Ed in the election: Obama and Romney spar over education spending in first presidential debate

In the first presidential debate Wednesday night, President Obama and Republican presidential contender Mitt Romney immediately dove into an often neglected topic on the campaign trail: education.

The issue came up early and often, starting when both candidates mentioned education in their opening statements. Obama called for increased investment in public schools; Romney said the U.S. needs to have “the best schools in the world.”

Obama repeatedly hammered on the idea that he has supported education spending, while charging that Romney would reduce resources for schools in a quest to reduce the deficit. To emphasize his point, Obama told the story of a Las Vegas teacher who had 42 students in her classroom for the first two weeks of school and 10-year-old textbooks to teach them with.

“That is not a recipe for growth,” Obama said. “Budgets reflect choices. And if we’re asking for no revenue, that means we’ve got to get rid of a whole bunch of stuff. And the magnitude of the tax cuts that you’re talking about, Governor, would end up resulting in severe hardship for people, but more importantly would not help us grow.”

Romney rejected Obama’s claim that he would cut education spending by 20 percent if elected – a figure extrapolated from his running mate Paul Ryan’s proposed budget – and decrease aid for college students. “I don’t have any plan to cut education funding and grants that go to people going to college,” Romney said. “I’m not planning on making changes there.”

In the past, Romney has discussed making the U.S. Department of Education a “heck of a lot smaller,” although he has not specified what programs would be eliminated. During the debate, Romney called for getting rid of inefficient federal programs in all areas.

“I will eliminate all programs by this test, if they don’t pass it: Is the program so critical it’s worth borrowing money from China to pay for it?” he said. One item on the chopping block would be federal subsidies to PBS, even though Romney said he loves Big Bird and likes the debate’s moderator and PBS NewsHour host Jim Lehrer.

Obama countered that he has ended 18 educational programs that were “well-intentioned [but] weren’t helping kids learn.”

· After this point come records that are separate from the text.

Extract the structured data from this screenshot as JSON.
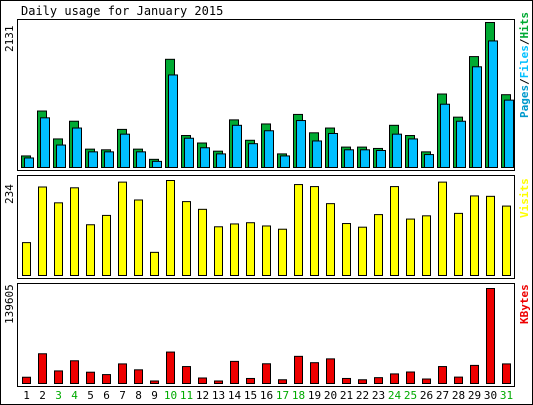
{
  "title": "Daily usage for January 2015",
  "colors": {
    "background": "#ffffff",
    "frame": "#000000",
    "hits": "#00aa33",
    "files": "#00bfff",
    "pages": "#0099cc",
    "visits": "#ffff00",
    "kbytes": "#ee0000",
    "weekday_label": "#000000",
    "weekend_label": "#00aa00"
  },
  "panels": {
    "top": {
      "max_label": "2131",
      "legend": [
        "Pages",
        "Files",
        "Hits"
      ]
    },
    "middle": {
      "max_label": "234",
      "legend": "Visits"
    },
    "bottom": {
      "max_label": "139605",
      "legend": "KBytes"
    }
  },
  "chart_data": [
    {
      "type": "bar",
      "title": "Daily usage for January 2015",
      "categories": [
        "1",
        "2",
        "3",
        "4",
        "5",
        "6",
        "7",
        "8",
        "9",
        "10",
        "11",
        "12",
        "13",
        "14",
        "15",
        "16",
        "17",
        "18",
        "19",
        "20",
        "21",
        "22",
        "23",
        "24",
        "25",
        "26",
        "27",
        "28",
        "29",
        "30",
        "31"
      ],
      "weekend_days": [
        3,
        4,
        10,
        11,
        17,
        18,
        24,
        25,
        31
      ],
      "ylim": [
        0,
        2131
      ],
      "series": [
        {
          "name": "Hits",
          "values": [
            170,
            830,
            420,
            680,
            270,
            260,
            560,
            270,
            120,
            1590,
            470,
            360,
            240,
            700,
            400,
            640,
            200,
            780,
            510,
            580,
            300,
            300,
            280,
            620,
            470,
            230,
            1080,
            740,
            1630,
            2131,
            1070
          ]
        },
        {
          "name": "Files",
          "values": [
            140,
            730,
            330,
            580,
            230,
            230,
            490,
            230,
            90,
            1360,
            430,
            290,
            200,
            620,
            350,
            540,
            170,
            690,
            390,
            500,
            260,
            260,
            250,
            490,
            420,
            190,
            930,
            680,
            1480,
            1860,
            990
          ]
        },
        {
          "name": "Pages",
          "values": [
            140,
            730,
            330,
            580,
            230,
            230,
            490,
            230,
            90,
            1360,
            430,
            290,
            200,
            620,
            350,
            540,
            170,
            690,
            390,
            500,
            260,
            260,
            250,
            490,
            420,
            190,
            930,
            680,
            1480,
            1860,
            990
          ]
        }
      ]
    },
    {
      "type": "bar",
      "title": "Visits",
      "categories": [
        "1",
        "2",
        "3",
        "4",
        "5",
        "6",
        "7",
        "8",
        "9",
        "10",
        "11",
        "12",
        "13",
        "14",
        "15",
        "16",
        "17",
        "18",
        "19",
        "20",
        "21",
        "22",
        "23",
        "24",
        "25",
        "26",
        "27",
        "28",
        "29",
        "30",
        "31"
      ],
      "ylim": [
        0,
        234
      ],
      "series": [
        {
          "name": "Visits",
          "values": [
            81,
            218,
            179,
            216,
            125,
            148,
            230,
            186,
            57,
            234,
            182,
            163,
            120,
            127,
            130,
            122,
            114,
            224,
            219,
            177,
            128,
            119,
            150,
            219,
            139,
            147,
            230,
            153,
            196,
            195,
            171
          ]
        }
      ]
    },
    {
      "type": "bar",
      "title": "KBytes",
      "categories": [
        "1",
        "2",
        "3",
        "4",
        "5",
        "6",
        "7",
        "8",
        "9",
        "10",
        "11",
        "12",
        "13",
        "14",
        "15",
        "16",
        "17",
        "18",
        "19",
        "20",
        "21",
        "22",
        "23",
        "24",
        "25",
        "26",
        "27",
        "28",
        "29",
        "30",
        "31"
      ],
      "ylim": [
        0,
        139605
      ],
      "series": [
        {
          "name": "KBytes",
          "values": [
            9200,
            43700,
            18500,
            33400,
            16600,
            13100,
            28800,
            20100,
            3700,
            46200,
            24900,
            8100,
            3700,
            32500,
            7400,
            29000,
            5500,
            39900,
            30600,
            36200,
            7400,
            5500,
            8600,
            14100,
            16900,
            6600,
            24900,
            9400,
            26600,
            139605,
            28800
          ]
        }
      ]
    }
  ]
}
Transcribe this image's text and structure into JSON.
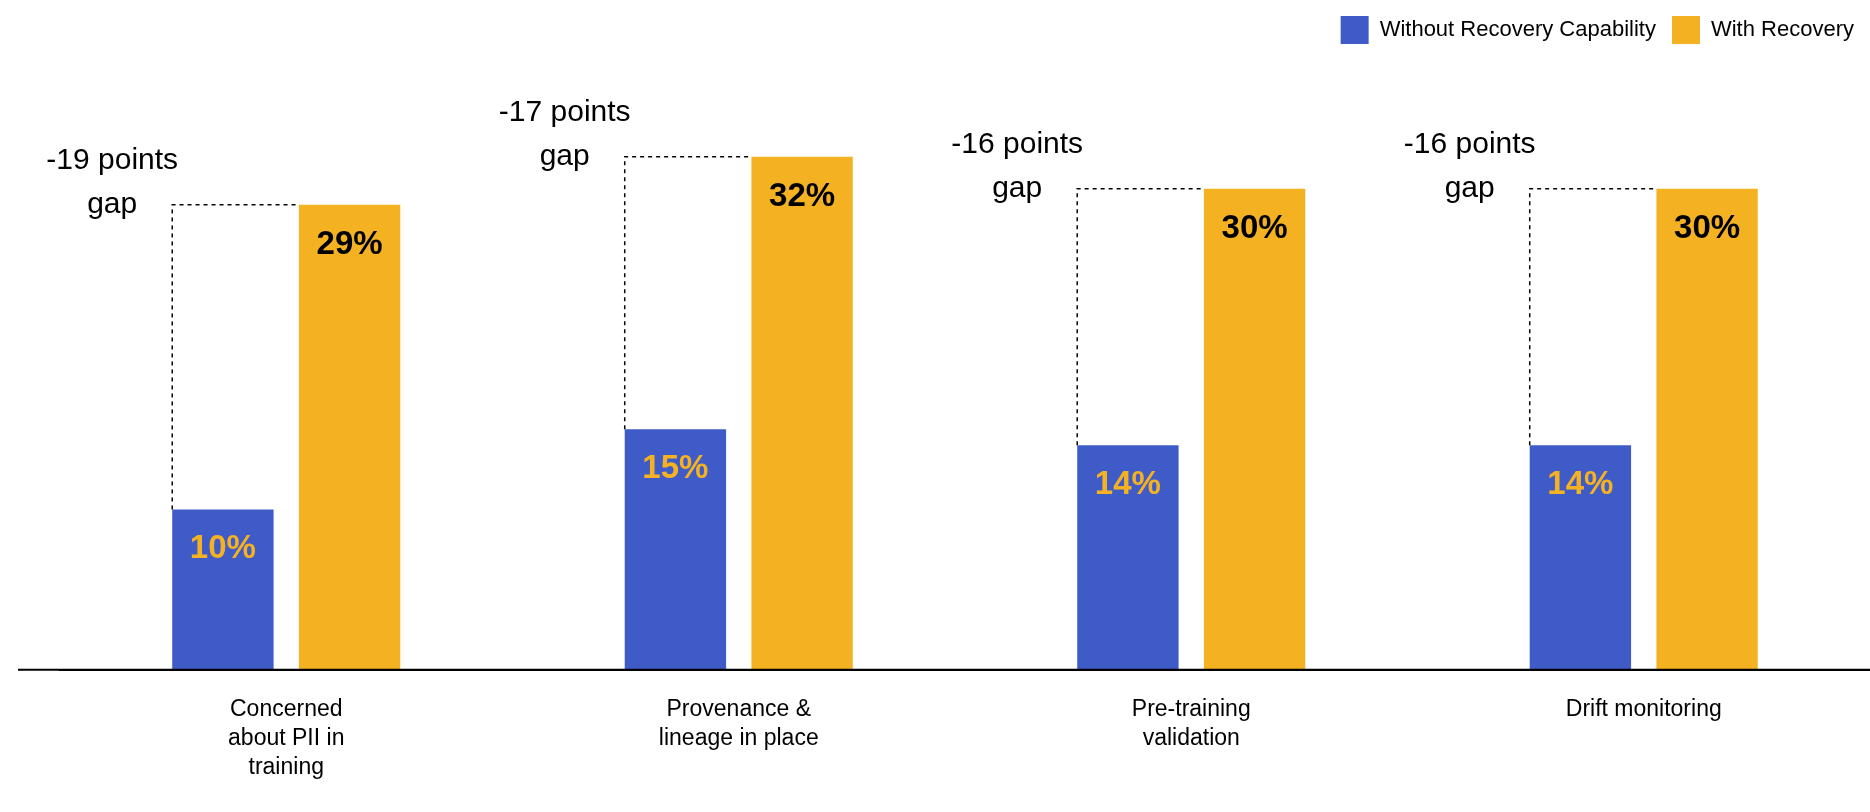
{
  "chart_data": {
    "type": "bar",
    "categories": [
      "Concerned about PII in training",
      "Provenance & lineage in place",
      "Pre-training validation",
      "Drift monitoring"
    ],
    "series": [
      {
        "name": "Without Recovery Capability",
        "color": "#3f5bc8",
        "values": [
          10,
          15,
          14,
          14
        ],
        "value_labels": [
          "10%",
          "15%",
          "14%",
          "14%"
        ]
      },
      {
        "name": "With Recovery",
        "color": "#f4b223",
        "values": [
          29,
          32,
          30,
          30
        ],
        "value_labels": [
          "29%",
          "32%",
          "30%",
          "30%"
        ]
      }
    ],
    "annotations": [
      "-19 points gap",
      "-17 points gap",
      "-16 points gap",
      "-16 points gap"
    ],
    "legend": "top right",
    "grid": false
  }
}
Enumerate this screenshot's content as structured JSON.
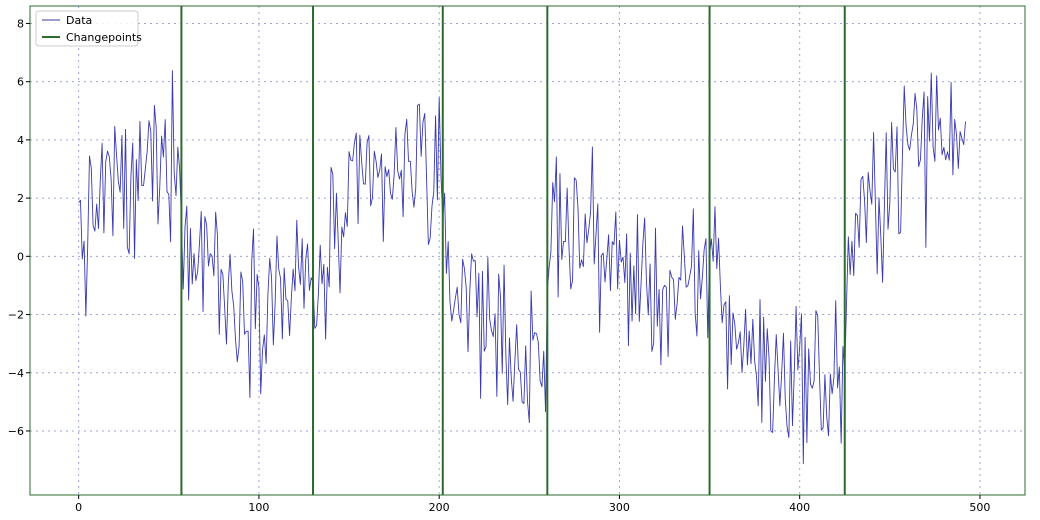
{
  "chart_data": {
    "type": "line",
    "title": "",
    "xlabel": "",
    "ylabel": "",
    "xlim": [
      -27,
      525
    ],
    "ylim": [
      -8.2,
      8.6
    ],
    "xticks": [
      0,
      100,
      200,
      300,
      400,
      500
    ],
    "yticks": [
      -6,
      -4,
      -2,
      0,
      2,
      4,
      6,
      8
    ],
    "grid": true,
    "legend_position": "top-left",
    "legend": [
      "Data",
      "Changepoints"
    ],
    "colors": {
      "data": "#3a3ab0",
      "changepoints": "#2e6b2e",
      "grid": "#9fa6d8",
      "axes": "#2e6b2e"
    },
    "changepoints": [
      57,
      130,
      202,
      260,
      350,
      425
    ],
    "series": [
      {
        "name": "Data",
        "anchors": [
          [
            0,
            1.0
          ],
          [
            5,
            0.5
          ],
          [
            10,
            1.8
          ],
          [
            15,
            2.6
          ],
          [
            20,
            2.2
          ],
          [
            25,
            2.4
          ],
          [
            30,
            1.5
          ],
          [
            35,
            2.8
          ],
          [
            40,
            3.3
          ],
          [
            45,
            3.1
          ],
          [
            50,
            3.6
          ],
          [
            55,
            4.1
          ],
          [
            57,
            3.0
          ],
          [
            58,
            0.8
          ],
          [
            65,
            -0.6
          ],
          [
            70,
            0.9
          ],
          [
            75,
            0.2
          ],
          [
            80,
            -1.3
          ],
          [
            85,
            -1.7
          ],
          [
            90,
            -1.2
          ],
          [
            95,
            -1.5
          ],
          [
            100,
            -1.0
          ],
          [
            105,
            -1.4
          ],
          [
            110,
            -1.2
          ],
          [
            115,
            -1.1
          ],
          [
            120,
            -1.3
          ],
          [
            125,
            -0.8
          ],
          [
            129,
            -1.0
          ],
          [
            131,
            -1.5
          ],
          [
            135,
            -0.9
          ],
          [
            140,
            0.3
          ],
          [
            145,
            0.8
          ],
          [
            150,
            1.4
          ],
          [
            155,
            1.9
          ],
          [
            160,
            2.4
          ],
          [
            165,
            2.6
          ],
          [
            170,
            2.3
          ],
          [
            175,
            2.9
          ],
          [
            180,
            2.2
          ],
          [
            185,
            3.2
          ],
          [
            190,
            4.2
          ],
          [
            195,
            2.6
          ],
          [
            200,
            2.2
          ],
          [
            203,
            -0.2
          ],
          [
            210,
            -1.2
          ],
          [
            215,
            -0.9
          ],
          [
            220,
            -1.4
          ],
          [
            225,
            -1.8
          ],
          [
            230,
            -2.4
          ],
          [
            235,
            -2.6
          ],
          [
            240,
            -3.0
          ],
          [
            245,
            -3.6
          ],
          [
            250,
            -4.0
          ],
          [
            255,
            -4.5
          ],
          [
            259,
            -4.2
          ],
          [
            261,
            0.8
          ],
          [
            265,
            1.2
          ],
          [
            270,
            1.5
          ],
          [
            275,
            1.1
          ],
          [
            280,
            0.7
          ],
          [
            285,
            0.4
          ],
          [
            290,
            0.5
          ],
          [
            295,
            -0.2
          ],
          [
            300,
            -0.4
          ],
          [
            305,
            -0.8
          ],
          [
            310,
            -0.5
          ],
          [
            315,
            -1.1
          ],
          [
            320,
            -1.3
          ],
          [
            325,
            -1.0
          ],
          [
            330,
            -1.4
          ],
          [
            335,
            -1.2
          ],
          [
            340,
            -1.5
          ],
          [
            345,
            -1.3
          ],
          [
            349,
            -1.0
          ],
          [
            351,
            1.8
          ],
          [
            355,
            -0.8
          ],
          [
            360,
            -2.2
          ],
          [
            365,
            -2.6
          ],
          [
            370,
            -3.1
          ],
          [
            375,
            -3.4
          ],
          [
            380,
            -3.6
          ],
          [
            385,
            -4.4
          ],
          [
            390,
            -3.9
          ],
          [
            395,
            -4.2
          ],
          [
            400,
            -3.6
          ],
          [
            405,
            -4.1
          ],
          [
            410,
            -4.3
          ],
          [
            415,
            -4.6
          ],
          [
            420,
            -4.0
          ],
          [
            424,
            -4.8
          ],
          [
            426,
            -0.6
          ],
          [
            430,
            0.5
          ],
          [
            435,
            1.0
          ],
          [
            440,
            1.6
          ],
          [
            445,
            2.2
          ],
          [
            450,
            2.9
          ],
          [
            455,
            3.3
          ],
          [
            460,
            3.8
          ],
          [
            465,
            4.2
          ],
          [
            470,
            3.6
          ],
          [
            475,
            5.2
          ],
          [
            480,
            3.5
          ],
          [
            485,
            3.9
          ],
          [
            490,
            4.6
          ],
          [
            492,
            5.8
          ]
        ],
        "noise_amplitude": 1.3
      }
    ]
  }
}
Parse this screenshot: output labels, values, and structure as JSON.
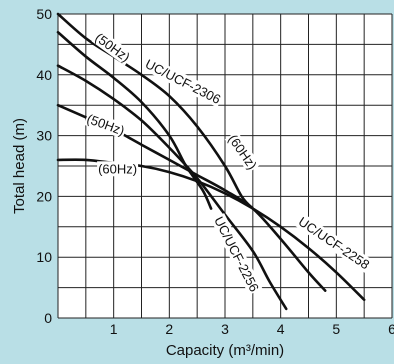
{
  "colors": {
    "background": "#b9dfe6",
    "plot_background": "#ffffff",
    "grid": "#222222",
    "curve": "#111111"
  },
  "chart_data": {
    "type": "line",
    "title": "",
    "xlabel": "Capacity (m³/min)",
    "ylabel": "Total head (m)",
    "xlim": [
      0,
      6
    ],
    "ylim": [
      0,
      50
    ],
    "x_grid_step": 0.5,
    "y_grid_step": 5,
    "x_ticks": [
      "1",
      "2",
      "3",
      "4",
      "5",
      "6"
    ],
    "y_ticks": [
      "0",
      "10",
      "20",
      "30",
      "40",
      "50"
    ],
    "grid": true,
    "series": [
      {
        "x": [
          0,
          0.5,
          1,
          1.5,
          2,
          2.3,
          2.6,
          2.75
        ],
        "y": [
          47,
          43,
          39.5,
          35.5,
          30,
          25,
          21,
          18
        ]
      },
      {
        "x": [
          0,
          0.5,
          1,
          1.5,
          2,
          2.5,
          3,
          3.3,
          3.5
        ],
        "y": [
          50,
          46,
          43,
          40,
          36.5,
          31.5,
          25,
          20,
          18
        ]
      },
      {
        "x": [
          0,
          0.5,
          1,
          1.5,
          2,
          2.5,
          3,
          3.5,
          3.8,
          4.1
        ],
        "y": [
          41.5,
          39,
          36,
          32.5,
          28,
          23,
          17,
          11,
          6,
          1.5
        ]
      },
      {
        "x": [
          0,
          0.5,
          1,
          1.5,
          2,
          2.5,
          3,
          3.5,
          4,
          4.5,
          4.8
        ],
        "y": [
          35,
          33,
          31,
          28.5,
          26,
          23.5,
          21,
          18,
          13,
          7.5,
          4.5
        ]
      },
      {
        "x": [
          0,
          0.5,
          1,
          1.5,
          2,
          2.5,
          3,
          3.5,
          4,
          4.5,
          5,
          5.5
        ],
        "y": [
          26,
          26,
          25.5,
          25,
          24,
          22.5,
          20.5,
          18,
          15,
          11.5,
          7.5,
          3
        ]
      }
    ],
    "annotations": [
      {
        "text": "(50Hz)",
        "x": 0.65,
        "y": 45.8,
        "angle": 36
      },
      {
        "text": "UC/UCF-2306",
        "x": 1.55,
        "y": 41.3,
        "angle": 27
      },
      {
        "text": "(60Hz)",
        "x": 3.05,
        "y": 29.5,
        "angle": 55
      },
      {
        "text": "(50Hz)",
        "x": 0.5,
        "y": 32.2,
        "angle": 20
      },
      {
        "text": "(60Hz)",
        "x": 0.72,
        "y": 23.8,
        "angle": 0
      },
      {
        "text": "UC/UCF-2256",
        "x": 2.8,
        "y": 16.2,
        "angle": 63
      },
      {
        "text": "UC/UCF-2258",
        "x": 4.3,
        "y": 15.5,
        "angle": 34
      }
    ]
  }
}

The impact of teacher layoffs also came up, as Obama suggested that Romney would preside over more reductions in the teaching force. Obama’s stimulus package saved or created 250,000 teaching jobs, but there still have been hundreds of thousands of teachers laid off during his administration. Obama proposed an additional $30 billion to save nearly 400,000 teacher jobs in 2011, but the bill never passed. “Romney doesn’t think we need more teachers. I do,” Obama said. “That is an investment where the federal government can help. It can’t do it all, but it can make a difference.”

Romney disagreed with that characterization. “I love great schools,” he said, noting that when he was governor of Massachusetts the state had the highest-ranked school system in the country. “And the key to great schools, great teachers. So I reject the idea that I don’t believe in great teachers or more teachers. Every school district, every state, should make that decision on their own.”

One of the few ideas the candidates said they agreed on over the course of the night was Race to the Top, Obama’s signature education program that prompted 46 states to adopt education reforms in a competition for federal funds. The Democrats largely ignored the initiative at the Democratic National Convention, but Obama mentioned it three times during the debate.

Romney said he agreed with “some” of the ideas in Race to the Top. But he took the opportunity to promote his own school-choice platform, which would allow federal funds to follow special-needs and low-income students to the school of their choice, whether public or private. There is no guarantee, however, that a school would have to accept them.

Obama tried to paint Romney as out of touch when it came to education, though – particularly higher education.

“Governor Romney, I genuinely believe, cares about education,” Obama said. “But when he tells a student that, you know, ‘you should borrow money from your parents to go to college,’ you know, that indicates the degree to which, you know, there may not be as much of a focus on the fact that folks like myself, folks like Michelle … just don’t have that option.”